Director: Adam Brooks
Starring: Ryan Reynolds, Abigail Breslin, Isla Fisher, Elizabeth Banks, Rachel Weisz
Ryan Reynolds—who probably gets asked for Jason Lee’s autograph a lot—is going through a divorce, and his 10-year-old daughter wants to know why, and ends up demanding the full story of her parents’ courtship. In a key conceit requiring a pretty significant suspension of disbelief, Reynolds gives the child a full account of his romantic liaisons from college through the present—and tells it in a way that he doesn’t reveal to her, or the audience, which of the women is the wife and mother he’s now divorcing.
The film has two key flaws: You have to believe he’s telling this story, with this detail, in this oblique way, to a damned precocious little child. Also, like all romantic comedies, the third act requires a relationship breakdown through absurd misunderstandings—at least one lover must carry what in TV is derisively called the “idiot ball.” Plot complications and romantic angst are created by characters acting absurd only because the story needs them to do so. In this movie, it’s not quite that bad, and it’s par for the course in a romantic comedy, anyway.
And if you can get past those two points, there are plenty of reasons to like Adam Brooks‘ new film.
The cast, for starters, is dead engaging. Abigail Breslin, “Little Miss Sunshine,” is a really good actor. There is a scene after the mother’s identity is revealed when she sees her parents talking, far enough apart that she can’t hear them, and she sits there on her park bench with such palpable longing for her family to be repaired that it’s genuinely heartbreaking, and it’s nothing more than the look on her face.
Reynolds is very likable, and his range of failed loves is very engaging: A sweet girl-next-door Elizabeth Brooks, a quirky-hot Isla Fisher and a smart, sexy Rachel Weisz. Kevin Kline shows up playing the role he plays best—bombastic but lovable egomaniac, the guy you expect to be widely disliked by those he encounters, but who is disarmingly hilarious to those of us on this side of the fourth wall.

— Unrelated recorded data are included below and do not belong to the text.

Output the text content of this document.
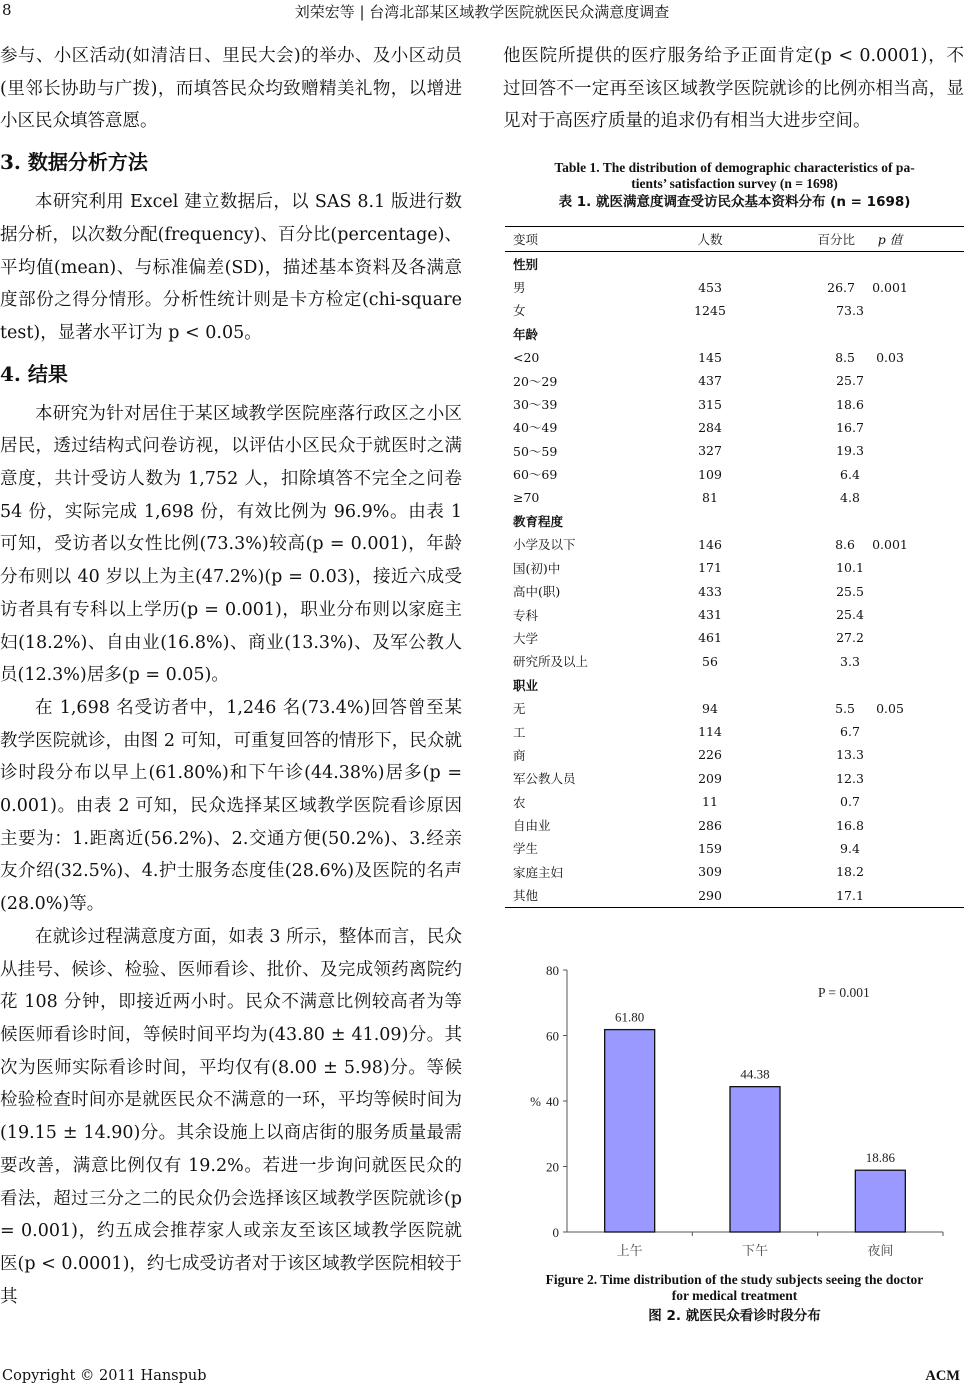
8	刘荣宏等 | 台湾北部某区域教学医院就医民众满意度调查

参与、小区活动(如清洁日、里民大会)的举办、及小区动员(里邻长协助与广拨)，而填答民众均致赠精美礼物，以增进小区民众填答意愿。

3. 数据分析方法

本研究利用 Excel 建立数据后，以 SAS 8.1 版进行数据分析，以次数分配(frequency)、百分比(percentage)、平均值(mean)、与标准偏差(SD)，描述基本资料及各满意度部份之得分情形。分析性统计则是卡方检定(chi-square test)，显著水平订为 p < 0.05。

4. 结果

本研究为针对居住于某区域教学医院座落行政区之小区居民，透过结构式问卷访视，以评估小区民众于就医时之满意度，共计受访人数为 1,752 人，扣除填答不完全之问卷 54 份，实际完成 1,698 份，有效比例为 96.9%。由表 1 可知，受访者以女性比例(73.3%)较高(p = 0.001)，年龄分布则以 40 岁以上为主(47.2%)(p = 0.03)，接近六成受访者具有专科以上学历(p = 0.001)，职业分布则以家庭主妇(18.2%)、自由业(16.8%)、商业(13.3%)、及军公教人员(12.3%)居多(p = 0.05)。

在 1,698 名受访者中，1,246 名(73.4%)回答曾至某教学医院就诊，由图 2 可知，可重复回答的情形下，民众就诊时段分布以早上(61.80%)和下午诊(44.38%)居多(p = 0.001)。由表 2 可知，民众选择某区域教学医院看诊原因主要为：1.距离近(56.2%)、2.交通方便(50.2%)、3.经亲友介绍(32.5%)、4.护士服务态度佳(28.6%)及医院的名声(28.0%)等。

在就诊过程满意度方面，如表 3 所示，整体而言，民众从挂号、候诊、检验、医师看诊、批价、及完成领药离院约花 108 分钟，即接近两小时。民众不满意比例较高者为等候医师看诊时间，等候时间平均为(43.80 ± 41.09)分。其次为医师实际看诊时间，平均仅有(8.00 ± 5.98)分。等候检验检查时间亦是就医民众不满意的一环，平均等候时间为(19.15 ± 14.90)分。其余设施上以商店街的服务质量最需要改善，满意比例仅有 19.2%。若进一步询问就医民众的看法，超过三分之二的民众仍会选择该区域教学医院就诊(p = 0.001)，约五成会推荐家人或亲友至该区域教学医院就医(p < 0.0001)，约七成受访者对于该区域教学医院相较于其

他医院所提供的医疗服务给予正面肯定(p < 0.0001)，不过回答不一定再至该区域教学医院就诊的比例亦相当高，显见对于高医疗质量的追求仍有相当大进步空间。

Table 1. The distribution of demographic characteristics of pa-
tients’ satisfaction survey (n = 1698)
表 1. 就医满意度调查受访民众基本资料分布 (n = 1698)
变项	人数	百分比	p 值
性别
男	453	26.7	0.001
女	1245	73.3
年龄
<20	145	8.5	0.03
20～29	437	25.7
30～39	315	18.6
40～49	284	16.7
50～59	327	19.3
60～69	109	6.4
≥70	81	4.8
教育程度
小学及以下	146	8.6	0.001
国(初)中	171	10.1
高中(职)	433	25.5
专科	431	25.4
大学	461	27.2
研究所及以上	56	3.3
职业
无	94	5.5	0.05
工	114	6.7
商	226	13.3
军公教人员	209	12.3
农	11	0.7
自由业	286	16.8
学生	159	9.4
家庭主妇	309	18.2
其他	290	17.1
0
20
40
60
80
%
61.80
上午
44.38
下午
18.86
夜间
P = 0.001
Figure 2. Time distribution of the study subjects seeing the doctor
for medical treatment
图 2. 就医民众看诊时段分布
Copyright © 2011 Hanspub	ACM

Brooks directs a smartly paced film with an engaging plot (above caveats aside), but he doesn’t trust his audience. His weakness is as a writer: He repeatedly makes choices that are designed to hammer the obvious into the stupidest segment of the theater crowd. Example: One of Reynolds breakups comes when his job on a political campaign has him living in an NYC hotel room. His back-home girlfriend dumps him. When he and his roommate move out, we get an overhead shot of the room, all tangled white sheets and trash, nothing personal remaining—except Reynold’s photo of his now-ex, still framed on the nightstand. It’s a great moment that silently conveys his heartbreak. Unfortunately, it’s immediately followed by a closeup of said photo on said nightstand, making the audience wonder not how much Reynolds has been hurt, but how dumb Brooks thinks we are.
There’s also an oddly immoral hook, that’s not really necessary to make the film’s resolution work. One of Reynold’s women has been searching for something since childhood, an amazingly valuable relic of her relationship with her late father. Reynolds finds said relic, and is about to give it to her, but in an idiot-ball moment realizes he and this woman can’t have a relationship. Heartbroken, he takes the relic with him and keeps it for, like, a decade. Because he’s mopey about his love life. Such behavior is absolutely unconscionable, but the film pretty much glosses over that.
Still, the film’s narrative conceit—who’s the woman Reynolds ended up with, and how can he and his daughter find happiness now?—keeps the viewer guessing, and the solution is well-played. On the one hand, we know we want a happy ending, but on the other, we want to be surprised. Satisfying both is a trick that Brooks definitely pulls off, and maybe the movie’s drawbacks don’t have to stop the film from being what it is: a fairly forgettable bit of date-night fun.